Article Preview
Top1. Introduction
With the development of cloud computing, cloud storage and related technologies have drawn a great deal of attentions from both industry and academia (Hsu, Slagter, & Chung, 2015; Zhao, Qiao, & Raicu, 2015). In cloud computing, the amount of data is increasing at an exponential rate (Aye &Thein, 2015). According to the IDC survey, the amount of data information is doubling in size every two years in the world. The amount of data will continue to grow at this rate, and the digital universe will reach 44ZB by 2020. It brings challenges to the cloud storage systems in datacenters, so deduplication technology was proposed. Through eliminating duplicated data chunks, we can improve the data storage utilization and reduce the data transmission bandwidth overhead (Xu & Tu, 2015; Manogar & Abirami, 2014). According to the principle of deduplication technology, the data stream is divided into data chunks according to different deduplication algorithm such as WFD (whole file detection), FSP (fixed-size partition), and CDC (content-defined chunking). Then a cryptographic hash function such as MD5, SHA1, is used for each chunk as its fingerprint, which determines if that chunk has been stored. When there exists the same fingerprint, this chunk is assumed identical. The duplicated data chunks can be eliminated and references are updated for that duplicated chunk, so there is only one version of data chunk exists in the storage system (Li, He, Lin, & Wei, 2016; Yang, Ren, & Ma, 2015). Consequently, adopting deduplication technology, the amount of data is significantly reduced. It can improve storage utilization and conserve network bandwidth (Chu, Ilyas, & Koutris, 2016). In addition, deduplication technology can decrease management, energy, and cooling overhead in the datacenter. Thus, the deduplication technology is wildly used in storage system (Meyer & Bolosky, 2012).

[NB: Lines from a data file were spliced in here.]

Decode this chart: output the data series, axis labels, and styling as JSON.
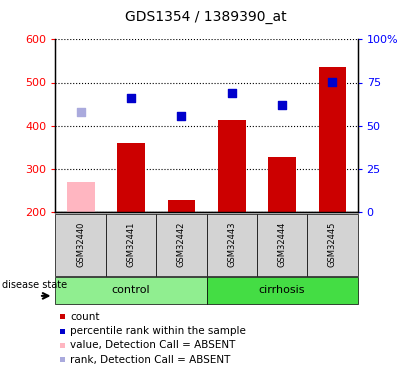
{
  "title": "GDS1354 / 1389390_at",
  "samples": [
    "GSM32440",
    "GSM32441",
    "GSM32442",
    "GSM32443",
    "GSM32444",
    "GSM32445"
  ],
  "bar_values": [
    270,
    360,
    228,
    413,
    328,
    535
  ],
  "bar_colors": [
    "#ffb6c1",
    "#cc0000",
    "#cc0000",
    "#cc0000",
    "#cc0000",
    "#cc0000"
  ],
  "dot_values": [
    432,
    465,
    422,
    475,
    447,
    502
  ],
  "dot_colors": [
    "#aaaadd",
    "#0000cc",
    "#0000cc",
    "#0000cc",
    "#0000cc",
    "#0000cc"
  ],
  "ylim_left": [
    200,
    600
  ],
  "ylim_right": [
    0,
    100
  ],
  "yticks_left": [
    200,
    300,
    400,
    500,
    600
  ],
  "yticks_right": [
    0,
    25,
    50,
    75,
    100
  ],
  "ytick_labels_right": [
    "0",
    "25",
    "50",
    "75",
    "100%"
  ],
  "bar_width": 0.55,
  "group_labels": [
    "control",
    "cirrhosis"
  ],
  "group_colors": [
    "#90EE90",
    "#44dd44"
  ],
  "group_sample_counts": [
    3,
    3
  ],
  "disease_state_label": "disease state",
  "legend_labels": [
    "count",
    "percentile rank within the sample",
    "value, Detection Call = ABSENT",
    "rank, Detection Call = ABSENT"
  ],
  "legend_colors": [
    "#cc0000",
    "#0000cc",
    "#ffb6c1",
    "#aaaadd"
  ],
  "title_fontsize": 10,
  "tick_fontsize": 8,
  "sample_fontsize": 6,
  "legend_fontsize": 7.5
}
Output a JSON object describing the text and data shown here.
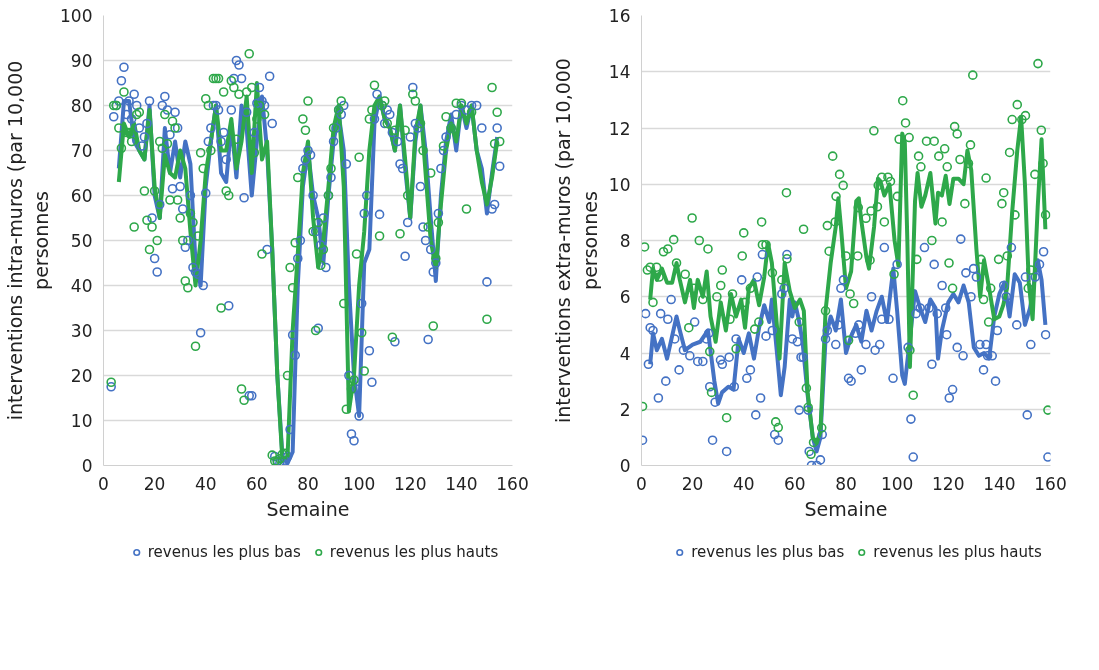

Adopting deduplication technology, there exists only one version of data chunk in the storage system. When some nodes fail, it will bring challenge to the data chunks availability (Fu, Lee, Feng, Chen, & Xiao, 2016). Furthermore, the availability of files which depend on the data chunk stored on the failed node is greatly reduced. If a data chunk is lost, all files which depend on it is unavailable. So according to the reference count, the importance of a data chunk is different. According to temporal locality of data being accessed, if a data chunk is accessed, the probability of it being accessed again is large recently (Zhao, Qiao, & Raicu, 2015). Thus, the importance of a chunk is different according to the data access frequency. In addition, based on different value of data access frequency, we set different redundancy level for data chunks that can balance the load of storage system (Zhou, Deng, & Xie, 2014). After adopting deduplication technology, the importance of a chunk has a great impact on data availability in storage system.
There are lots of research findings to guarantee data availability when deduplication technology is adopted in the storage system, and the main idea is to introduce redundant information for the data chunk. Replication and erasure codes are two methods proposed to increase data redundancy. They can protect against data loss and enhance data chunk availability. In this article, we mainly consider replication technology. As we all know, when data redundancy increases, the data availability can be guaranteed, but it also increases storage overhead at the same time. In this paper, we analyze the characteristic information of data chunks, and then determine the redundancy degree according to the importance of a data chunk. Through adopting this method, we can ensure data availability and optimize storage utilization. That is, it can achieve a tradeoff between storage space efficiency and data availability.